Difficulties scored in BGT (Bender Gestalt Test)

  • Angular difficulty: This includes increasing, decreasing, distorting, or omitting an angle in a figure. 
  • Bizarre doodling: This involves adding peculiar components to the drawing that have no relationship to the original Bender Gestalt figure. 
  • Closure difficulty: This occurs when the examinee has difficulty closing open spaces on a figure, or connecting various parts of the figure. This results in a gap in the copied figure. 
  • Cohesion: This involves drawing a part of a figure larger or smaller than shown on the original figure and out of proportion with the rest of the figure. This error may also include drawing a figure or part of a figure significantly out of proportion with other figures that have been drawn. 
  • Collision: This involves crowding the designs or allowing the end of one design to overlap or touch a part of another design. 
  • Contamination: This occurs when a previous figure, or part of a figure, influences the examinee in adequate completion of the current figure. For example, an examinee may combine two different Bender Gestalt figures. 
  • Fragmentation: This involves destroying part of the figure by not completing or breaking up the figures in ways that entirely lose the original design. 
  • Impotence: This occurs when the examinee draws a figure inaccurately and seems to recognize the error, then, he or she makes several unsuccessful attempts to improve the drawing. 
  • Irregular line quality or lack of motor coordination: This involves drawing rough lines, particularly when the examinee shows a tremor motion, during the drawing of the figure. 

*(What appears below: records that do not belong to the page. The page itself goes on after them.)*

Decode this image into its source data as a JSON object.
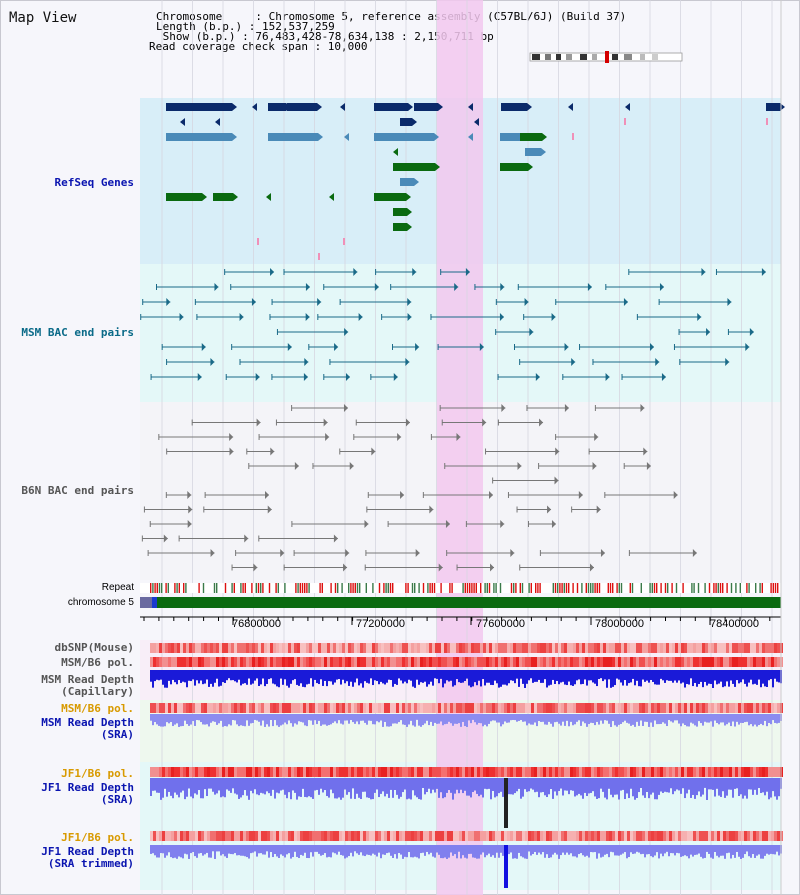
{
  "panel": {
    "title": "Map View"
  },
  "header": {
    "chromosome": "Chromosome     : Chromosome 5, reference assembly (C57BL/6J) (Build 37)",
    "length": "Length (b.p.) : 152,537,259",
    "show": " Show (b.p.) : 76,483,428-78,634,138 : 2,150,711 bp",
    "coverage": "Read coverage check span : 10,000"
  },
  "tracks": {
    "refseq": "RefSeq Genes",
    "msm_bac": "MSM BAC end pairs",
    "b6n_bac": "B6N BAC end pairs",
    "repeat": "Repeat",
    "chromosome": "chromosome 5",
    "dbsnp": "dbSNP(Mouse)",
    "msm_b6_pol": "MSM/B6 pol.",
    "msm_depth_cap_1": "MSM Read Depth",
    "msm_depth_cap_2": "(Capillary)",
    "msm_b6_pol2": "MSM/B6 pol.",
    "msm_depth_sra_1": "MSM Read Depth",
    "msm_depth_sra_2": "(SRA)",
    "jf1_b6_pol": "JF1/B6 pol.",
    "jf1_depth_sra_1": "JF1 Read Depth",
    "jf1_depth_sra_2": "(SRA)",
    "jf1_b6_pol2": "JF1/B6 pol.",
    "jf1_depth_trim_1": "JF1 Read Depth",
    "jf1_depth_trim_2": "(SRA trimmed)"
  },
  "axis": {
    "ticks": [
      "76800000",
      "77200000",
      "77600000",
      "78000000",
      "78400000"
    ]
  },
  "colors": {
    "gene_dark": "#0a2a6a",
    "gene_mid": "#4a8ab8",
    "gene_green": "#0a6a10",
    "refseq_bg": "#d8eef8",
    "msm_bg": "#e4f8f8",
    "b6n_bg": "#f4f4f8",
    "highlight": "#f2c8ee",
    "label_blue": "#0a14b0",
    "label_teal": "#0a6a88",
    "label_gray": "#555555",
    "label_orange": "#d89a00"
  }
}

  • Line extension: This involves adding or extending a part of the copied figure that was not on the original figure. 
  • Omission: This involves failing to adequately connect the parts of a figure or reproducing only parts of a figure. 

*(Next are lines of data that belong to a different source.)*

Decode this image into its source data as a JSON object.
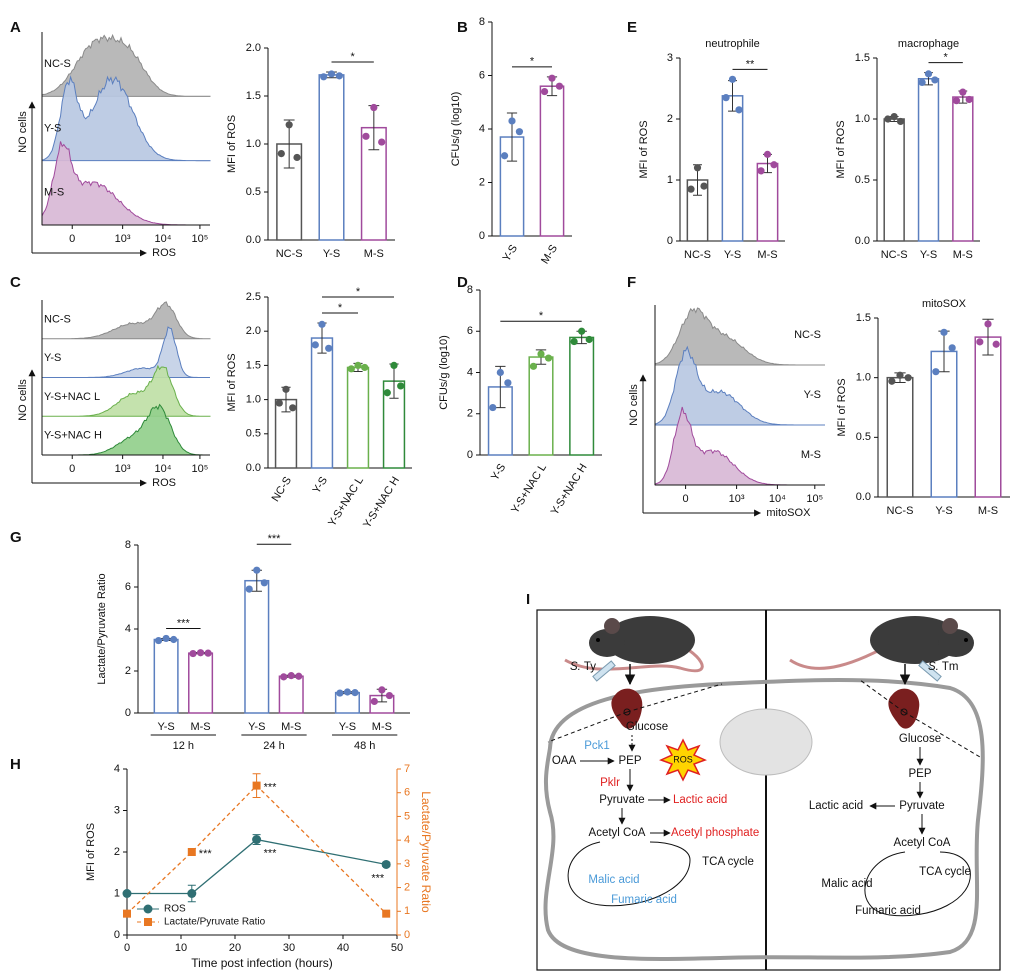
{
  "panels": [
    "A",
    "B",
    "C",
    "D",
    "E",
    "F",
    "G",
    "H",
    "I"
  ],
  "histograms": [
    {
      "labels": [
        "NC-S",
        "Y-S",
        "M-S"
      ],
      "ylabel": "NO cells",
      "xlabel": "ROS",
      "xticks": [
        "0",
        "10³",
        "10⁴",
        "10⁵"
      ]
    },
    {
      "labels": [
        "NC-S",
        "Y-S",
        "Y-S+NAC L",
        "Y-S+NAC H"
      ],
      "ylabel": "NO cells",
      "xlabel": "ROS",
      "xticks": [
        "0",
        "10³",
        "10⁴",
        "10⁵"
      ]
    },
    {
      "labels": [
        "NC-S",
        "Y-S",
        "M-S"
      ],
      "ylabel": "NO cells",
      "xlabel": "mitoSOX",
      "xticks": [
        "0",
        "10³",
        "10⁴",
        "10⁵"
      ]
    }
  ],
  "chart_data": [
    {
      "type": "bar",
      "ylabel": "MFI of ROS",
      "categories": [
        "NC-S",
        "Y-S",
        "M-S"
      ],
      "colors": [
        "#555555",
        "#5b7fbf",
        "#a04a9c"
      ],
      "values": [
        1.0,
        1.72,
        1.17
      ],
      "errors": [
        0.25,
        0.03,
        0.23
      ],
      "points": [
        [
          0.9,
          1.2,
          0.86
        ],
        [
          1.7,
          1.73,
          1.71
        ],
        [
          1.08,
          1.38,
          1.02
        ]
      ],
      "ylim": [
        0,
        2
      ],
      "yticks": [
        {
          "value": 0,
          "label": "0.0"
        },
        0.5,
        {
          "value": 1,
          "label": "1.0"
        },
        1.5,
        {
          "value": 2,
          "label": "2.0"
        }
      ],
      "annotations": [
        {
          "label": "*",
          "between": [
            "Y-S",
            "M-S"
          ]
        }
      ]
    },
    {
      "type": "bar",
      "ylabel": "CFUs/g (log10)",
      "categories": [
        "Y-S",
        "M-S"
      ],
      "colors": [
        "#5b7fbf",
        "#a04a9c"
      ],
      "values": [
        3.7,
        5.6
      ],
      "errors": [
        0.9,
        0.35
      ],
      "points": [
        [
          3.0,
          4.3,
          3.9
        ],
        [
          5.4,
          5.9,
          5.6
        ]
      ],
      "ylim": [
        0,
        8
      ],
      "yticks": [
        0,
        2,
        4,
        6,
        8
      ],
      "annotations": [
        {
          "label": "*",
          "between": [
            "Y-S",
            "M-S"
          ]
        }
      ]
    },
    {
      "type": "bar",
      "ylabel": "MFI of ROS",
      "categories": [
        "NC-S",
        "Y-S",
        "Y-S+NAC L",
        "Y-S+NAC H"
      ],
      "colors": [
        "#555555",
        "#5b7fbf",
        "#6ab04c",
        "#2f8a3a"
      ],
      "values": [
        1.0,
        1.9,
        1.47,
        1.27
      ],
      "errors": [
        0.18,
        0.22,
        0.06,
        0.25
      ],
      "points": [
        [
          0.95,
          1.15,
          0.88
        ],
        [
          1.8,
          2.1,
          1.75
        ],
        [
          1.45,
          1.5,
          1.47
        ],
        [
          1.1,
          1.5,
          1.2
        ]
      ],
      "ylim": [
        0,
        2.5
      ],
      "yticks": [
        {
          "value": 0,
          "label": "0.0"
        },
        0.5,
        {
          "value": 1,
          "label": "1.0"
        },
        1.5,
        {
          "value": 2,
          "label": "2.0"
        },
        2.5
      ],
      "annotations": [
        {
          "label": "*",
          "between": [
            "Y-S",
            "Y-S+NAC L"
          ]
        },
        {
          "label": "*",
          "between": [
            "Y-S",
            "Y-S+NAC H"
          ]
        }
      ]
    },
    {
      "type": "bar",
      "ylabel": "CFUs/g (log10)",
      "categories": [
        "Y-S",
        "Y-S+NAC L",
        "Y-S+NAC H"
      ],
      "colors": [
        "#5b7fbf",
        "#6ab04c",
        "#2f8a3a"
      ],
      "values": [
        3.3,
        4.75,
        5.7
      ],
      "errors": [
        1.0,
        0.35,
        0.3
      ],
      "points": [
        [
          2.3,
          4.0,
          3.5
        ],
        [
          4.3,
          4.9,
          4.7
        ],
        [
          5.5,
          6.0,
          5.6
        ]
      ],
      "ylim": [
        0,
        8
      ],
      "yticks": [
        0,
        2,
        4,
        6,
        8
      ],
      "annotations": [
        {
          "label": "*",
          "between": [
            "Y-S",
            "Y-S+NAC H"
          ]
        }
      ]
    },
    {
      "type": "bar",
      "title": "neutrophile",
      "ylabel": "MFI of ROS",
      "categories": [
        "NC-S",
        "Y-S",
        "M-S"
      ],
      "colors": [
        "#555555",
        "#5b7fbf",
        "#a04a9c"
      ],
      "values": [
        1.0,
        2.38,
        1.27
      ],
      "errors": [
        0.25,
        0.25,
        0.15
      ],
      "points": [
        [
          0.85,
          1.2,
          0.9
        ],
        [
          2.35,
          2.65,
          2.15
        ],
        [
          1.15,
          1.42,
          1.25
        ]
      ],
      "ylim": [
        0,
        3
      ],
      "yticks": [
        0,
        1,
        2,
        3
      ],
      "annotations": [
        {
          "label": "**",
          "between": [
            "Y-S",
            "M-S"
          ]
        }
      ]
    },
    {
      "type": "bar",
      "title": "macrophage",
      "ylabel": "MFI of ROS",
      "categories": [
        "NC-S",
        "Y-S",
        "M-S"
      ],
      "colors": [
        "#555555",
        "#5b7fbf",
        "#a04a9c"
      ],
      "values": [
        1.0,
        1.33,
        1.18
      ],
      "errors": [
        0.02,
        0.05,
        0.05
      ],
      "points": [
        [
          1.0,
          1.02,
          0.98
        ],
        [
          1.3,
          1.37,
          1.32
        ],
        [
          1.15,
          1.22,
          1.16
        ]
      ],
      "ylim": [
        0,
        1.5
      ],
      "yticks": [
        {
          "value": 0,
          "label": "0.0"
        },
        0.5,
        {
          "value": 1,
          "label": "1.0"
        },
        1.5
      ],
      "annotations": [
        {
          "label": "*",
          "between": [
            "Y-S",
            "M-S"
          ]
        }
      ]
    },
    {
      "type": "bar",
      "title": "mitoSOX",
      "ylabel": "MFI of ROS",
      "categories": [
        "NC-S",
        "Y-S",
        "M-S"
      ],
      "colors": [
        "#555555",
        "#5b7fbf",
        "#a04a9c"
      ],
      "values": [
        1.0,
        1.22,
        1.34
      ],
      "errors": [
        0.04,
        0.17,
        0.15
      ],
      "points": [
        [
          0.97,
          1.02,
          1.0
        ],
        [
          1.05,
          1.38,
          1.25
        ],
        [
          1.3,
          1.45,
          1.28
        ]
      ],
      "ylim": [
        0,
        1.5
      ],
      "yticks": [
        {
          "value": 0,
          "label": "0.0"
        },
        0.5,
        {
          "value": 1,
          "label": "1.0"
        },
        1.5
      ],
      "annotations": []
    },
    {
      "type": "grouped-bar",
      "ylabel": "Lactate/Pyruvate Ratio",
      "categories": [
        "12 h",
        "24 h",
        "48 h"
      ],
      "series": [
        {
          "name": "Y-S",
          "color": "#5b7fbf",
          "values": [
            3.5,
            6.3,
            0.97
          ],
          "errors": [
            0.05,
            0.5,
            0.05
          ],
          "points": [
            [
              3.45,
              3.55,
              3.5
            ],
            [
              5.9,
              6.8,
              6.2
            ],
            [
              0.95,
              1.0,
              0.97
            ]
          ]
        },
        {
          "name": "M-S",
          "color": "#a04a9c",
          "values": [
            2.85,
            1.75,
            0.83
          ],
          "errors": [
            0.03,
            0.05,
            0.3
          ],
          "points": [
            [
              2.83,
              2.87,
              2.85
            ],
            [
              1.72,
              1.78,
              1.75
            ],
            [
              0.55,
              1.1,
              0.83
            ]
          ]
        }
      ],
      "ylim": [
        0,
        8
      ],
      "yticks": [
        0,
        2,
        4,
        6,
        8
      ],
      "annotations": [
        {
          "label": "***",
          "category": "12 h"
        },
        {
          "label": "***",
          "category": "24 h"
        }
      ]
    },
    {
      "type": "line",
      "xlabel": "Time post infection (hours)",
      "ylabel": "MFI of ROS",
      "y2label": "Lactate/Pyruvate Ratio",
      "x": [
        0,
        12,
        24,
        48
      ],
      "series": [
        {
          "name": "ROS",
          "color": "#2f6f73",
          "marker": "circle",
          "linestyle": "solid",
          "values": [
            1.0,
            1.0,
            2.3,
            1.7
          ],
          "errors": [
            0,
            0.2,
            0.12,
            0.05
          ]
        },
        {
          "name": "Lactate/Pyruvate Ratio",
          "color": "#e87722",
          "marker": "square",
          "linestyle": "dashed",
          "axis": "y2",
          "values": [
            0.9,
            3.5,
            6.3,
            0.9
          ],
          "errors": [
            0,
            0,
            0.5,
            0
          ]
        }
      ],
      "xlim": [
        0,
        50
      ],
      "xticks": [
        0,
        10,
        20,
        30,
        40,
        50
      ],
      "ylim": [
        0,
        4
      ],
      "yticks": [
        0,
        1,
        2,
        3,
        4
      ],
      "y2lim": [
        0,
        7
      ],
      "y2ticks": [
        0,
        1,
        2,
        3,
        4,
        5,
        6,
        7
      ],
      "legend": "lower left",
      "annotations": [
        {
          "label": "***",
          "series": "Lactate/Pyruvate Ratio",
          "x": 12
        },
        {
          "label": "***",
          "series": "Lactate/Pyruvate Ratio",
          "x": 24
        },
        {
          "label": "***",
          "series": "ROS",
          "x": 24
        },
        {
          "label": "***",
          "series": "ROS",
          "x": 48
        }
      ]
    }
  ],
  "diagram": {
    "infections": [
      {
        "genus": "S.",
        "strain": "Ty"
      },
      {
        "genus": "S.",
        "strain": "Tm"
      }
    ],
    "left": {
      "glucose": "Glucose",
      "oaa": "OAA",
      "pck1": "Pck1",
      "pep": "PEP",
      "ros": "ROS",
      "pklr": "Pklr",
      "pyruvate": "Pyruvate",
      "lactic": "Lactic acid",
      "acetyl_coa": "Acetyl CoA",
      "acetyl_phosphate": "Acetyl phosphate",
      "tca": "TCA cycle",
      "malic": "Malic acid",
      "fumaric": "Fumaric acid"
    },
    "right": {
      "glucose": "Glucose",
      "pep": "PEP",
      "pyruvate": "Pyruvate",
      "lactic": "Lactic acid",
      "acetyl_coa": "Acetyl CoA",
      "tca": "TCA cycle",
      "malic": "Malic acid",
      "fumaric": "Fumaric acid"
    }
  }
}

  • Overlapping difficulty: This includes problems in drawing portions of the figures that overlap, simplifying the drawing at the point that it overlaps, sketching or redrawing the overlapping portions, or otherwise distorting the figure at the point at which it overlaps. 
  • Perseveration: This includes increasing, prolonging, or continuing the number of units in a figure. For example, an examinee may draw significantly more dots or circles than shown on the original figure. 
  • Retrogression: This involves substituting more primitive figures for the original design for example, substituting solid lines or loops for circles, dashes for dots, dots for circles, circles for dots, or filling in circles. There must be evidence that the examinee is capable of drawing more mature figures. 
  • Rotation: This involves rotating a figure or part of a figure by 45° or more. This error is also scored when the examinee rotates the stimulus card that is being copied. 
  • Scribbling: This involves drawing primitive lines that have no relationship to the original Bender Gestalt figure. 
  • Simplification: This involves replacing a part of the figure with a more simplified figure. This error is not due to maturation. Drawings that are primitive in terms of maturation would be categorized under “Retrogression.” 
  • Superimposition of design: This involves drawing one or more of the figures on top of each other. 
  • Work over: This involves reinforcing, increased pressure, or overworking a line or lines in a whole or part of a figure. 

What is the cut off score for Bender Gestalt Test?

The cut-off score for this test is 5, meaning that less than 5 errors are acceptable and the child has passed the test. If the score is higher than 5, the child has failed the test.